5. The Democratic primary in Senate District 3 on Providence’s East Side is an interesting race. Gayle Goldin is more than just the endorsed Democrat – she was covertly handpicked by retiring state Sen. Rhoda Perry in classic Rhode Island fashion, which Barry Fain reports has “cast a shadow” over Goldin’s candidacy. Her opponent is Maryellen Butke, a liberal on most issues who’s angered teachers unions by advocating K-12 policies along Gates Foundation lines. Both women have plenty of cash, and Goldin has the full support of the East Side political machine – as well as a crucial endorsement from Mayor Angel Taveras, who remains appreciative of her early support for his 2010 campaign. Butke got the better of Goldin at a well-attended Books on the Square forum last month, but Goldin remains the favorite – though Butke can’t be counted out in light of lingering resentment about Perry’s ham-handed handoff and her own energetic campaigning.

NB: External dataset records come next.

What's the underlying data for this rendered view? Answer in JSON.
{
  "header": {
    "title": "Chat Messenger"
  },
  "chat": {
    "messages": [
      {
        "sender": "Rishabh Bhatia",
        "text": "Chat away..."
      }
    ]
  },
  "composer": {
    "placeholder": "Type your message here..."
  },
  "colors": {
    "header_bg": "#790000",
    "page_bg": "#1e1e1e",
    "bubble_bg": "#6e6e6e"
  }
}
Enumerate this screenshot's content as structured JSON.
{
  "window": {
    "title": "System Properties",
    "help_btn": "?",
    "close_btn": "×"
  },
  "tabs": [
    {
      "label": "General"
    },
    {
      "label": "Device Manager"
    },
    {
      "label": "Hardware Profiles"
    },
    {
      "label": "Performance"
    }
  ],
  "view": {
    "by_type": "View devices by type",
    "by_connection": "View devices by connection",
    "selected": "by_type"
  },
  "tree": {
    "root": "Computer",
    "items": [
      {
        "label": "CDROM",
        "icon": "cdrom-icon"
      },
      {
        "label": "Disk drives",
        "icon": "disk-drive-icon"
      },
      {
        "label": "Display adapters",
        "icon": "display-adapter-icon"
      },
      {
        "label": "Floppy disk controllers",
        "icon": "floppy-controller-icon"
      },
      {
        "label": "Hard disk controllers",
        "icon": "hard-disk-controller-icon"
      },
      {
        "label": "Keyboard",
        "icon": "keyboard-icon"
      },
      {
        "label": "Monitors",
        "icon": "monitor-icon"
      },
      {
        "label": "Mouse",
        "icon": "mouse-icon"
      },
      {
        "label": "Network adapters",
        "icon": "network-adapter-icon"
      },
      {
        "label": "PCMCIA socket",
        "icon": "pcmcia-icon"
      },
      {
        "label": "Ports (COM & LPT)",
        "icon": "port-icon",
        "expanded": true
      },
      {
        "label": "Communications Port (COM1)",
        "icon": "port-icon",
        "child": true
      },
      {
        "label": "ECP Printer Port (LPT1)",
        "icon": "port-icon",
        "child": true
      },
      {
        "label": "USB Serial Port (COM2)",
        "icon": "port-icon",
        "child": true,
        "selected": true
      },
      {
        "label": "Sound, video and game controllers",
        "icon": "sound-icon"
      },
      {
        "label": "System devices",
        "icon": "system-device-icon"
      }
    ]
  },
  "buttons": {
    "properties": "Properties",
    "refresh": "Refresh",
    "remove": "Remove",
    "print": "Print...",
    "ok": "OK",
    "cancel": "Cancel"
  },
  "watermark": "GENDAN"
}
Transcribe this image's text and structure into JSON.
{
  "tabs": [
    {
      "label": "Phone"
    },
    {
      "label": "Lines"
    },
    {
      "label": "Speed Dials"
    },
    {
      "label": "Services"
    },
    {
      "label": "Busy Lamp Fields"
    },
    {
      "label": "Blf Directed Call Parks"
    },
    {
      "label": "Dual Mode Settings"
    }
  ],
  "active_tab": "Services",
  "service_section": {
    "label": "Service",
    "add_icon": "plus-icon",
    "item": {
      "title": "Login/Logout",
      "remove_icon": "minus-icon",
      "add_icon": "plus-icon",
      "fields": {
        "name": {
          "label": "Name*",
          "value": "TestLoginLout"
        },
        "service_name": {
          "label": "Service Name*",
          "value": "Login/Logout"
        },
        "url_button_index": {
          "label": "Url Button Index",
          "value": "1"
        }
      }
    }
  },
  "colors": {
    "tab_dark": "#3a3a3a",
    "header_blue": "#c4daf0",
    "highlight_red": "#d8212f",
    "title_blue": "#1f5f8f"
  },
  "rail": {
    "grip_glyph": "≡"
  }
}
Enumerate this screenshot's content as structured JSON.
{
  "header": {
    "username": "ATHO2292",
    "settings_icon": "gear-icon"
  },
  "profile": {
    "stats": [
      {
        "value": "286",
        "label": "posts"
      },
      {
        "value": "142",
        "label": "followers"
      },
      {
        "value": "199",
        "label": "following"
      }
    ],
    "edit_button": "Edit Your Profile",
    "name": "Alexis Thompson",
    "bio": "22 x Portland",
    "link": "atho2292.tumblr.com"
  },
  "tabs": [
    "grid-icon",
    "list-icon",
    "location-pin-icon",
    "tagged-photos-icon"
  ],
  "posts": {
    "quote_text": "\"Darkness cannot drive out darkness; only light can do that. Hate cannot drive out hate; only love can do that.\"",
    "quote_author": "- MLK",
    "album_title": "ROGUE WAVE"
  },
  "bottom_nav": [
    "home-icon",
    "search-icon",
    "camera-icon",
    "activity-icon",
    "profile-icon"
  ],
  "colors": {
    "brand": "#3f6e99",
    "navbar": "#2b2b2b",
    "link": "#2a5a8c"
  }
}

6. Speaking of the General Assembly, I’m surprised how many vulnerable incumbents don’t have campaign websites in an age when a Google search could be the average voter’s first stop to research a candidate. Exhibit A: Michael McCaffrey. Exhibit B: Peter Petrarca. Exhibit C: Paul Jabour. Their main opponents all have sites, and so do other endangered incumbents like Dan DaPonte. Another example of the Assembly’s aversion to technology? Or just a continued bet on old-school campaigning?
8. Mark Zaccaria and Allan Fung weren’t the only Rhode Islanders who stood out at the Republican National Convention. State delegate Barbara Ann Fenton of Newport made a “shocking suggestion” that the platform should be changed to eliminate civil marriage for straight Americans as well as gay ones. (Another Republican, North Kingstown Sen. Dawson Hodgson, has suggested that at the state level.) And that wasn’t all: Fenton, 31, also voted against the abortion plank of the GOP platform.
9. Congratulations to East Providence’s own Danny Chapman, RI.gov’s talented Web designer, who’s been selected by the White House for its first class of Presidential Innovation Fellows. Dan – one of just 18 fellows chosen from a pool of more than 800 – will be working on an initiative called MyGov that will look for digital ways of connecting citizens with the federal government. Chapman says the experience has been “amazing” so far, and suggests people follow the project’s blog and Twitter feed.
10. A group of graduate students from Virginia traveled to Rhode Island earlier this year to learn, well, how to avoid becoming like Rhode Island – or at least its struggling cities. Bond Buyer reports the crew from George Mason U. met in Central Falls with Robert Flanders, and asked him what an essential service is for a municipality in Rhode Island. “Pensions are not,” he replied. “If someone dials 911, a pension doesn’t respond.” The result of their project is a 22-page document called the “Financial Crisis Toolkit for Municipalities: Distress without Default” – here’s the PDF.
11. This week on Newsmakers – a political roundtable on the 1st Congressional District campaign with Joe Fleming and Scott MacKay joining Arlene Violet, Tim and me. Watch Sunday at 10 a.m. on Fox Providence. This week on Executive Suite – a Labor Day roundtable on the future of organized labor in Rhode Island with Scott Duhamel, Patrick Quinn, Jenna Karlin and Josie Shagwert. Watch Sunday at 6 p.m. on myRITV (or 6 a.m. on Fox).
12. See you back here next Saturday morning. Have a safe and happy Labor Day weekend!